Mary rested her elbows on the stone of the windowsill, staring sightlessly through the phantom tracery of her own face. What did it matter if her elbows wrinkled? She had three sonnets to them already. Four would be superfluous.
Behind her, the worn boards of the gallery creaked. Not ghosts, as Geoffrey had promised all those months ago, but a human tread. Someone else had escaped to the quiet of the Long Gallery.
Mary would have preferred a ghost. A specter might be ignored, while a fellow guest would expect conversation, might even try to persuade her back into the discomfort of the Great Chamber. Hadn't she smiled enough for one evening?
Holding herself very still on her bench, Mary hoped her presence might go unnoticed in the uncertain light. Torches had been lit at intervals along the walls, set into iron brackets placed well away from the more important portraits and flammable items like velvet swags. Her window seat was safely in shadow, aside from the dim reflection of light on glass.
Oh, go away, Mary thought irritably. Was it too much to ask to be allowed to brood unmolested?
Apparently, it was. The measured tread continued inexorably onwards, one creak following another with the rhythmic beat of an executioner's drum. Whoever it was must have seen her.
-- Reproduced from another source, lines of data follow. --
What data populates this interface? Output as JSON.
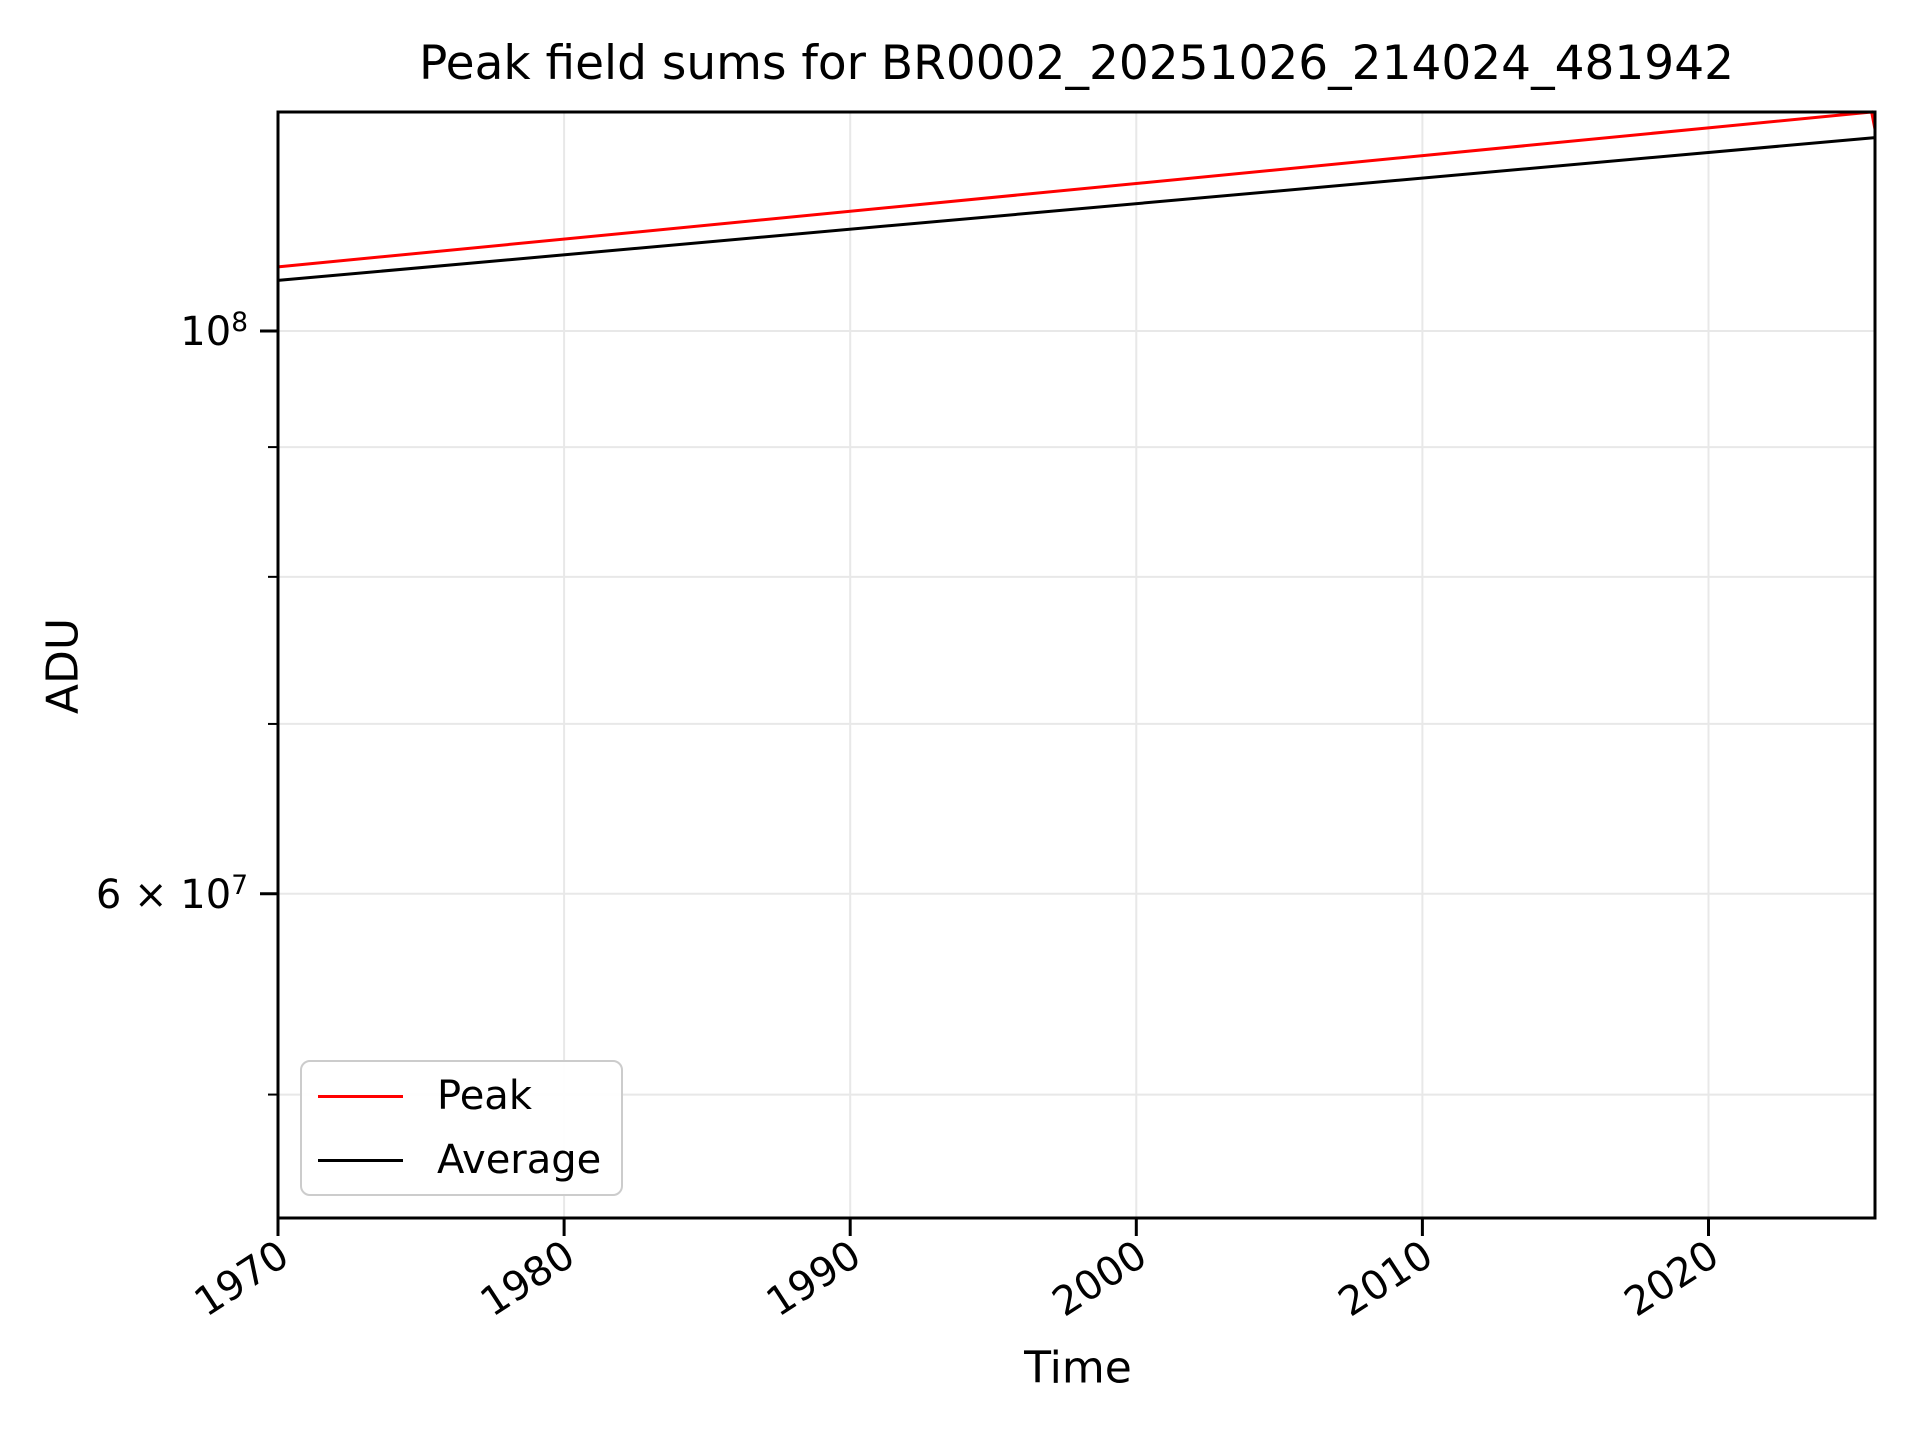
{
  "figure": {
    "title": "Peak field sums for BR0002_20251026_214024_481942",
    "xlabel": "Time",
    "ylabel": "ADU"
  },
  "legend": {
    "position": "lower left",
    "entries": [
      {
        "label": "Peak",
        "color": "#ff0000"
      },
      {
        "label": "Average",
        "color": "#000000"
      }
    ]
  },
  "chart_data": {
    "type": "line",
    "title": "Peak field sums for BR0002_20251026_214024_481942",
    "xlabel": "Time",
    "ylabel": "ADU",
    "yscale": "log",
    "grid": true,
    "legend_position": "lower left",
    "xlim": [
      1970.0,
      2025.82
    ],
    "ylim": [
      44700000,
      122000000
    ],
    "x_ticks": [
      {
        "value": 1970,
        "label": "1970"
      },
      {
        "value": 1980,
        "label": "1980"
      },
      {
        "value": 1990,
        "label": "1990"
      },
      {
        "value": 2000,
        "label": "2000"
      },
      {
        "value": 2010,
        "label": "2010"
      },
      {
        "value": 2020,
        "label": "2020"
      }
    ],
    "y_ticks_major": [
      {
        "value": 100000000,
        "pre": "",
        "base": "10",
        "exp": "8"
      },
      {
        "value": 60000000,
        "pre": "6 × ",
        "base": "10",
        "exp": "7"
      }
    ],
    "y_ticks_minor": [
      90000000,
      80000000,
      70000000,
      50000000
    ],
    "series": [
      {
        "name": "Peak",
        "color": "#ff0000",
        "points": [
          [
            1970.0,
            106000000
          ],
          [
            2025.7,
            122000000
          ],
          [
            2025.82,
            120100000
          ]
        ]
      },
      {
        "name": "Average",
        "color": "#000000",
        "points": [
          [
            1970.0,
            104700000
          ],
          [
            2025.82,
            119200000
          ]
        ]
      }
    ]
  }
}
Her dress was too painfully pale to do anything but stand out against the grim crimson of the cushions. The footsteps stopped a scant distance behind her — and showed no sign of reversing themselves.
Mary could feel the prickle of scrutiny scuttle across the bare skin of her shoulder blades as she sat resolutely deaf and dumb, willing the intruder away.
"Admiring the view?" inquired a masculine voice.